Still, Boise's total defense ranks 29th, good enough to get by while the offense reloads its ammo on the sideline.


With no clear-cut championship team in sight and a fair share of losses spread across every wannabe winner in the nation, Boise certainly has a chance to get back in it, but don't tell that to Chris Petersen.


"We just really don't pay attention to those rankings till it's all said and done," the second-year head coach said. "I know you've got to be on the radar to do that, but we just know that if we take care of business, we know that we'll end up ranked at the end of the year. It's something that we just don't pay attention to right now."


Petersen may not pay attention, but the rest of the country will.

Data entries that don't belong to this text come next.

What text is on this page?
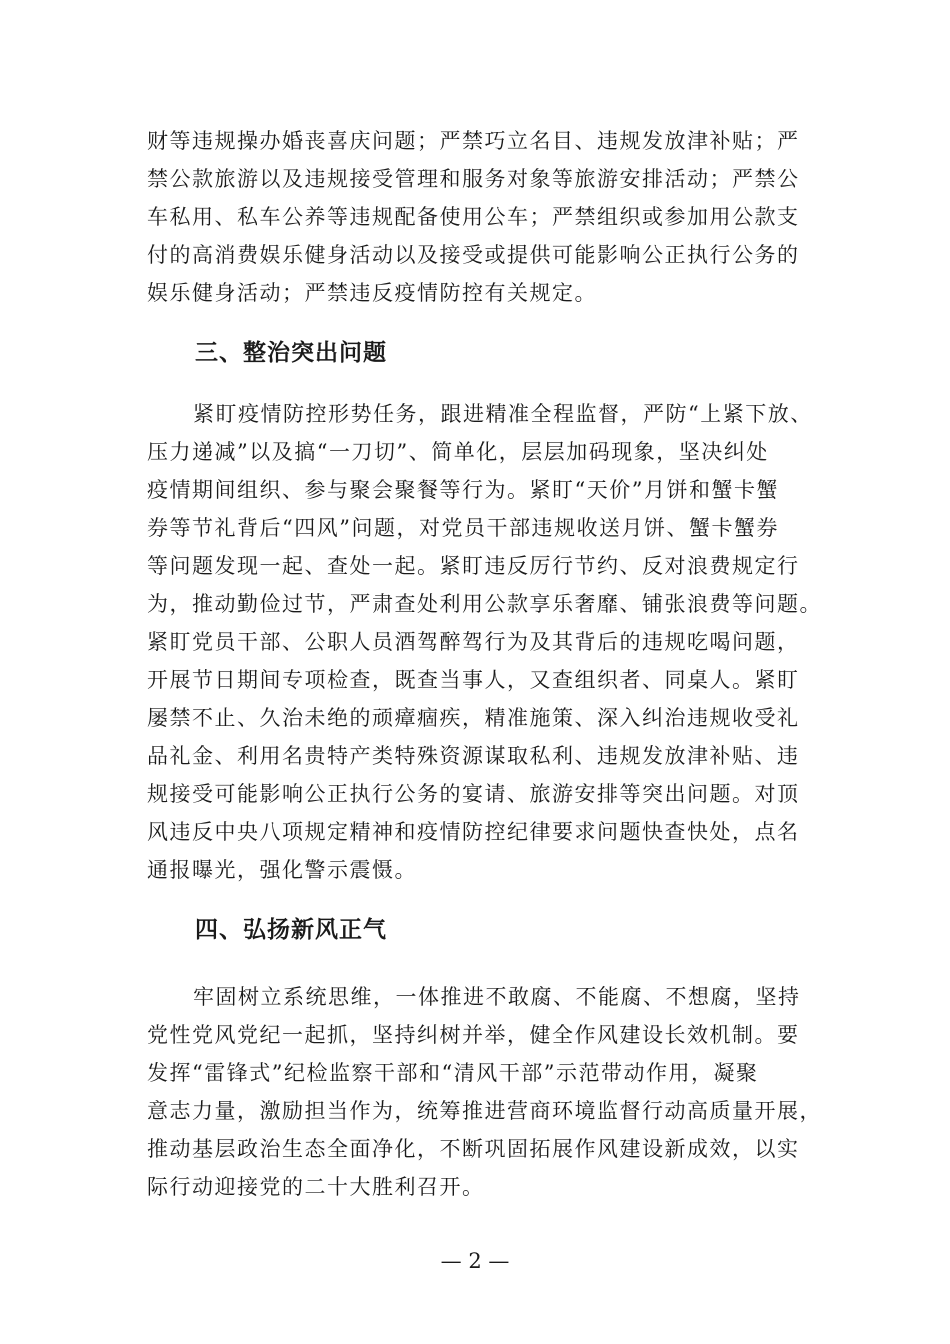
财等违规操办婚丧喜庆问题；严禁巧立名目、违规发放津补贴；严
禁公款旅游以及违规接受管理和服务对象等旅游安排活动；严禁公
车私用、私车公养等违规配备使用公车；严禁组织或参加用公款支
付的高消费娱乐健身活动以及接受或提供可能影响公正执行公务的
娱乐健身活动；严禁违反疫情防控有关规定。
三、整治突出问题
紧盯疫情防控形势任务，跟进精准全程监督，严防“上紧下放、
压力递减”以及搞“一刀切”、简单化，层层加码现象，坚决纠处
疫情期间组织、参与聚会聚餐等行为。紧盯“天价”月饼和蟹卡蟹
券等节礼背后“四风”问题，对党员干部违规收送月饼、蟹卡蟹券
等问题发现一起、查处一起。紧盯违反厉行节约、反对浪费规定行
为，推动勤俭过节，严肃查处利用公款享乐奢靡、铺张浪费等问题。
紧盯党员干部、公职人员酒驾醉驾行为及其背后的违规吃喝问题，
开展节日期间专项检查，既查当事人，又查组织者、同桌人。紧盯
屡禁不止、久治未绝的顽瘴痼疾，精准施策、深入纠治违规收受礼
品礼金、利用名贵特产类特殊资源谋取私利、违规发放津补贴、违
规接受可能影响公正执行公务的宴请、旅游安排等突出问题。对顶
风违反中央八项规定精神和疫情防控纪律要求问题快查快处，点名
通报曝光，强化警示震慑。
四、弘扬新风正气
牢固树立系统思维，一体推进不敢腐、不能腐、不想腐，坚持
党性党风党纪一起抓，坚持纠树并举，健全作风建设长效机制。要
发挥“雷锋式”纪检监察干部和“清风干部”示范带动作用，凝聚
意志力量，激励担当作为，统筹推进营商环境监督行动高质量开展，
推动基层政治生态全面净化，不断巩固拓展作风建设新成效，以实
际行动迎接党的二十大胜利召开。
— 2 —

Granted, the Broncos remain a long shot to upset another big gun in a Fiesta Bowl do-over. To get back to one of the big four, they will need to work their way into the top 12 of the final BCS standings, or into the top 16 if they leapfrog a BCS conference champion.


Boise's biggest test is unquestionably the finale at Hawai'i, where the Broncos meet their WAC and BCS nemesis (unbeaten Hawaii is sitting pretty at No. 14). The winner of that matchup will almost certainly take the plum bowl bid, should one arise.


The Broncos are 28-3 all-time when ranked in one of the polls, but will need some help to rise as high as No. 12. But that's getting ahead of ourselves.


"We've got four weeks of football left and we won't be ranked anywhere if we don't play well," Petersen said.


True enough. Next stop: San Jose State.